The Ultimate Meta-Learning Challenge: OpenAI Teaches Agents to Learn Concepts from Experience

Source: Deep Learning on Medium


The ability to generalize concepts from experience is one of the foundational hallmarks of human intelligence. Since we are babies, we are constantly formulating new concepts based on limited experiences which, over time, become the foundation of our knowledge across different subjects. Many of the mysteries of human intelligence such as creative problem solving, creativity or abstract reasoning has their roots in abstract concept formulation. Is it possible to recreate this neuroscientific miracle in artificial intelligence(AI) agents? Recently, researchers from OpenAI published a paper proposing a technique for concept learning based on a deep learning method known as energy functions.

Imagine a baby getting his first glimpse of visual concepts such as “red” or “square” , spatial concepts like “slow” or “before” or social concepts like “sad” or “aggressive”. In any given environment, we have the ability of identify, create new concepts or infinitely compose existing concepts in new ones. A “brown, wooden, table” is a concept that exhibits visual, spatial, physical color concepts. From the cognitive standpoint, composability allow us to rapidly generalize new concepts from existing ones making learning a continuous activity. To simulate concept-learning in AI systems, we must transition from models that acquire knowledge statically during training to models in which knowledge is created throughout the lifecycle of an agent. From that perspective, OpenAI formulates the problem of identifying and creating concepts as an optimization, meta-learning operation performed during the execution lifetime of an agent. To address that challenge, OpenAI researchers resulted to a not-very-well-known generative method known as energy functions.

Energy Functions for Concept Learning

Energy-Based Models are a class of deep learning algorithms that focus on capturing dependencies between variables by associating a scalar energy to each configuration of the variables.

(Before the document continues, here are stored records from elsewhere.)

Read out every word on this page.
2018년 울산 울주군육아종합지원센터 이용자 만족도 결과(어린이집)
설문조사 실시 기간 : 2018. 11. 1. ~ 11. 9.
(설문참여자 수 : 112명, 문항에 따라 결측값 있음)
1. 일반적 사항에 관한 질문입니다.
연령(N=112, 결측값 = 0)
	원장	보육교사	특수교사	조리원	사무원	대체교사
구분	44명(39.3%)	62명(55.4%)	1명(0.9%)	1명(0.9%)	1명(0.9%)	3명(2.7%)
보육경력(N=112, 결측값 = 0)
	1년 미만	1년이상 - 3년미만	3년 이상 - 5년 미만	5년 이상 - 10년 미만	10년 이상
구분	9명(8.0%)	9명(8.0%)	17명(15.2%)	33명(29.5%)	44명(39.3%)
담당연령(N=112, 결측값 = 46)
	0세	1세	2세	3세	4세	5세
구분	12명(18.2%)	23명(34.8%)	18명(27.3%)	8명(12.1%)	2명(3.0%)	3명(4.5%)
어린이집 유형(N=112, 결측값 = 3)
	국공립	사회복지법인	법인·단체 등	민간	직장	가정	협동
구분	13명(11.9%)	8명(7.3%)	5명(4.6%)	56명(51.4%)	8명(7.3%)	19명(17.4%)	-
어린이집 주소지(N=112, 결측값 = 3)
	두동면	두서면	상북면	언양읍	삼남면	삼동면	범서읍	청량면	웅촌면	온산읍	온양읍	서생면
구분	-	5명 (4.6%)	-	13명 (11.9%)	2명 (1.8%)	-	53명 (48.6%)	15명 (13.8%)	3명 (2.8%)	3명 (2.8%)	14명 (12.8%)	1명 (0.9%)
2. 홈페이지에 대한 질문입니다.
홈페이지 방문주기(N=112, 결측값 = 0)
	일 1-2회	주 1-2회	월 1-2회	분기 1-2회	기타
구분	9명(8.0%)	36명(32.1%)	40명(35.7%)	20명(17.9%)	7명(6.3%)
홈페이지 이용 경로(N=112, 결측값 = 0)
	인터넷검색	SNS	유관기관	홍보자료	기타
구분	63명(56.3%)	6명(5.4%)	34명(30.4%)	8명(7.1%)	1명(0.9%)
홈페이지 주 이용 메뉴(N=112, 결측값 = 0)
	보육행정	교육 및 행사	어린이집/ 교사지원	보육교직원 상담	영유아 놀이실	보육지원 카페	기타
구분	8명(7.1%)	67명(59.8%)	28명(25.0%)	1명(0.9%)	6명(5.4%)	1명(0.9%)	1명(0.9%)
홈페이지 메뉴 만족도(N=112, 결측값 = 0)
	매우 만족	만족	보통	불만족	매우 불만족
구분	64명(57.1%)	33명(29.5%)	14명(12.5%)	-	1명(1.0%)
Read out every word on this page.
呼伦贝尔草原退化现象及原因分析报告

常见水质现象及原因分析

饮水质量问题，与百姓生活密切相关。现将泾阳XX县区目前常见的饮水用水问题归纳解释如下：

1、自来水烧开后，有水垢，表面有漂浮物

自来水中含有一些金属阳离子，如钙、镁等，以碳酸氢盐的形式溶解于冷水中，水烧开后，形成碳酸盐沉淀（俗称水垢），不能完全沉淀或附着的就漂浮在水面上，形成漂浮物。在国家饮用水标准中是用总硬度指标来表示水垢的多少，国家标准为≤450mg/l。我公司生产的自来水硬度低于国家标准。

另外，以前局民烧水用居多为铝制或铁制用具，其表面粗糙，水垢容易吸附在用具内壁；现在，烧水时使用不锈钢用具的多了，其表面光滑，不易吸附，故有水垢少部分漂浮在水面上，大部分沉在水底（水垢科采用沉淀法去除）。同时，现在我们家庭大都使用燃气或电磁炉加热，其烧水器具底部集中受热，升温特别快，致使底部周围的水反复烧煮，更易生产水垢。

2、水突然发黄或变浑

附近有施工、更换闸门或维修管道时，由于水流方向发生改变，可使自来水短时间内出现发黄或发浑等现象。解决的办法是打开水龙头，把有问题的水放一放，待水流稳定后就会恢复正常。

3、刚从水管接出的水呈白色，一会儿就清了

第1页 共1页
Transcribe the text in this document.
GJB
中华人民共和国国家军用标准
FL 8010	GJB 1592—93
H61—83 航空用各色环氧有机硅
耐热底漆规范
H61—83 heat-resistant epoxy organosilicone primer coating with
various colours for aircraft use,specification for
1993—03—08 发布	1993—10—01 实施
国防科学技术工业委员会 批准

Inference, i.e., making a prediction or decision, consists in setting the value of observed variables and finding values of the remaining variables that minimize the energy. Learning consists in finding an energy function that associates low energies to correct values of the remaining variables, and higher energies to incorrect values.

Energy functions work by encoding a preference over states of the world, which allows an agent with different available actions to learn a policy that works in different contexts. From a knowledge standpoint, the real time policy learning capability of energy functions is the foundation of a conceptual understanding or simple things. Leveraging this idea, OpenAI formulates an energy function for each concept as a combination of the following parameters:

  • The state of the world the model observes (x)
  • An attention mask (a) over entities in that state.
  • A continuous-valued vector (w), used as conditioning, that specifies the concept for which energy is being calculated

In the OpenAI model, states of the world describe entities and spatial positions. Attention masks are used to represent the model’s focus on specific entities. The valued vector is used to determine whether a specific concept is satisfied. The energy model outputs a single positive number indicating whether the concept is satisfied (when energy is zero) or not (when energy is high).

Let’s illustrate these concepts in the following examples that tries to generate and identify the “square” concept in a given spatial environment. Given the initial state X0 and attention mast a, square consisting of entities in a is formed via optimization over X1. Similarly, given states x, entities comprising a square are found by optimization over attention mask a.

One of the top contributions of the energy functions model is that it allows the identification and generation of concepts using a single network. After an initial concept inference, the network tries to either identify a learned concept or generate a new one.

Learning Concepts in the Real World

OpenAI tested energy functions models in a series of lab environments designed to determine how well an agents could learn or generate solid concepts like quantity(one, two, tree…), proximity(far, close), spatial relationships( triangle, square), spatial placement(north, south) and many others. For instance, the following example starts with demonstrations that contain entities of a particular color either joining, or forming a line, triangle, or square shapes. Taking that data as an input, energy functions are used to generate similar spatial relationships over novel arrangements.

One of the most fascinating results about the OpenAI experiments was that concepts can be transferred between environments. The following video shows a simulated robot that learns how to move its arm between two points using proximity concepts learned in a 2D environment.

Concept generation and identification is one of the hallmarks of human intelligence. Given how little we understand this ideas from a neuroscientific standpoint, recreating concept learning in AI system is nothing short of a paramount challenge. Despite the simplicity of the tests, it is encouraging to see OpenAI making inroads in this area.